ПУТЕШЕСТВИЕ ИЗ ПЕТЕРБУРГА

«РАЗУМ НАШ, КАК БЕЗУМИЕ, СТРАШЕН…»

И. Васьковская. «Платонов. Две истории».
Студия «Молодой театр» (Свердловский академический театр драмы, Екатеринбург).
Режиссер Дмитрий Зимин, художник Владимир Кравцев

Студия «Молодой театр», образовавшаяся на базе выпускного курса (мастер Андрей Неустроев) Екатеринбургского театрального института, появилась в Свердловском академическом театре драмы в 2011 году, и с тех пор малая сцена, а именно там и «расположился» новый коллектив, не раз радовала зрителей. Как правило, эти радости — «Три сестры», «Соловей», «Два приятеля» — были связаны с именем молодого режиссера Дмитрия Касимова, который возник так же неожиданно, как потом исчез с городского театрального горизонта. Последняя премьера театра «Платонов. Две истории» создана тоже совсем молодыми людьми: студентка драматургического курса Николая Коляды Ирина Васьковская написала пьесу по двум рассказам Андрея Платонова («Фро» и «Третий сын»), которую поставил актер «Молодого театра» Дмитрий Зимин. Оба они уже достаточно известны «в узких кругах», Васьковская — неоднократный лауреат драматургических конкурсов, Зимин — постановщик нескольких заметных, идущих на разных площадках города спектаклей («Синяя птица» Свердловской драмы (большая сцена), «Однажды мы все будем счастливы» Молодежного театра-студии «Галерка», «В джазе только девушки. XXI век», «По следам ежика в тумане» Театра эстрады и др.).

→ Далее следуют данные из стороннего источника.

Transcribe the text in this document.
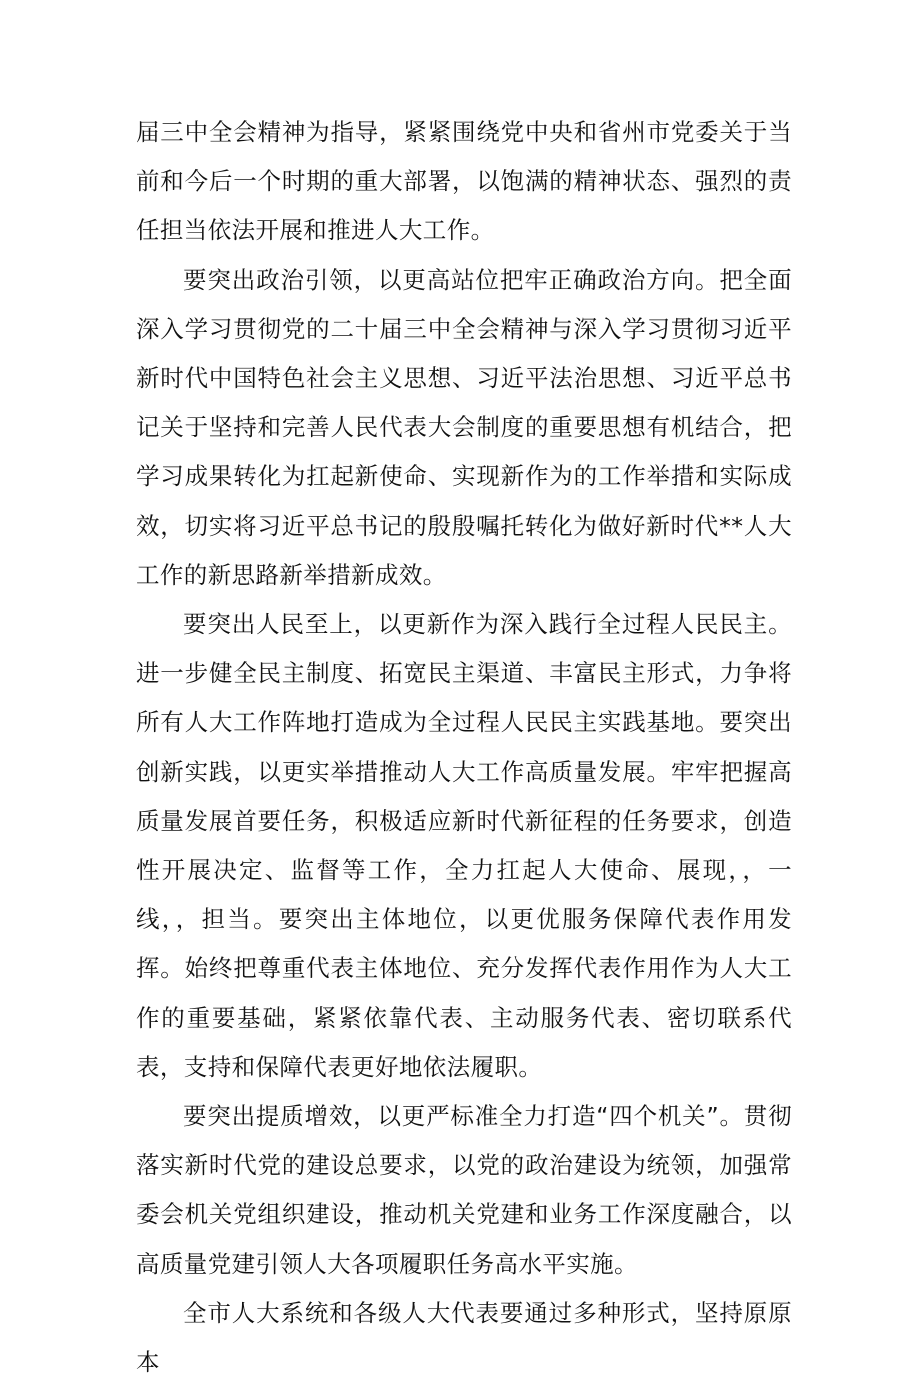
届三中全会精神为指导，紧紧围绕党中央和省州市党委关于当前和今后一个时期的重大部署，以饱满的精神状态、强烈的责任担当依法开展和推进人大工作。

要突出政治引领，以更高站位把牢正确政治方向。把全面深入学习贯彻党的二十届三中全会精神与深入学习贯彻习近平新时代中国特色社会主义思想、习近平法治思想、习近平总书记关于坚持和完善人民代表大会制度的重要思想有机结合，把学习成果转化为扛起新使命、实现新作为的工作举措和实际成效，切实将习近平总书记的殷殷嘱托转化为做好新时代**人大工作的新思路新举措新成效。

要突出人民至上，以更新作为深入践行全过程人民民主。进一步健全民主制度、拓宽民主渠道、丰富民主形式，力争将所有人大工作阵地打造成为全过程人民民主实践基地。要突出创新实践，以更实举措推动人大工作高质量发展。牢牢把握高质量发展首要任务，积极适应新时代新征程的任务要求，创造性开展决定、监督等工作，全力扛起人大使命、展现，，一线，，担当。要突出主体地位，以更优服务保障代表作用发挥。始终把尊重代表主体地位、充分发挥代表作用作为人大工作的重要基础，紧紧依靠代表、主动服务代表、密切联系代表，支持和保障代表更好地依法履职。

要突出提质增效，以更严标准全力打造“四个机关”。贯彻落实新时代党的建设总要求，以党的政治建设为统领，加强常委会机关党组织建设，推动机关党建和业务工作深度融合，以高质量党建引领人大各项履职任务高水平实施。

全市人大系统和各级人大代表要通过多种形式，坚持原原本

И. Васьковская (Фро). Фото П. Кошкина

Самое, может быть, удивительное в спектакле, о котором идет речь, — то, что в нем как будто совсем нет авторской позиции. Авторы не смеются, не ужасаются, не критикуют, не восхищаются, они просто дают платоновскому миру быть. Как сам Платонов в свое время «подчинил себя языку эпохи» (И. Бродский), так и они подчинились, растворились, сумели дать безумному космосу платоновского языка свободно перетекать из литературной формы в сценическую. В спектакле рождается чувство буквального прикосновения к этому, только возникшему, голому, еще горячему от родовых схваток миру, данному нам через язык (который, как давно известно благодаря Хайдеггеру, «дом бытия»). Был ли этот младенец прекрасен? Был ли ужасен? Наверное, скорее второе, но главное в том, что был, главное — в самом факте его невероятного бытия: встряхнул человеческую историю, взболтал людские души и мозги, заставив по-иному разговаривать, по-иному думать и чувствовать. Вот это потрясение и транслируется здесь прежде всего. С самого начала становится понятным, что спектакль никому не хочет нравиться, что у него свой неторопливый ритм, что каждая сцена рассчитана на внимательное всматривание, на подробную зрительскую работу.

Пустая коробка малой сцены обшита серыми железными щитами, в которые вбиты ржавые железнодорожные костыли, разбросанные еще и на полу, там же валяются большие, настоящие шпалы, на авансцене стоит круглый паровозный щит с большой красной звездой в центре, на заднике — запотевшее окно поезда со светлой застиранной шторкой. Все замечательно функционально, все работает: шпалы становятся постелями, щит — «вечевым колоколом» по замученным, костыли дети складывают в пирамидки, их чистит женская бригада рабочих подруг, по ним герои спектакля лезут ввысь, к звездам, чтобы заглянуть туда, в будущее, где из этой тоскливой разрухи, «из нашего уродства вырастает душа мира». А пока проносятся мимо поезда, шумят, грохочут, сотрясая все сотворенное Владимиром Кравцевым пространство.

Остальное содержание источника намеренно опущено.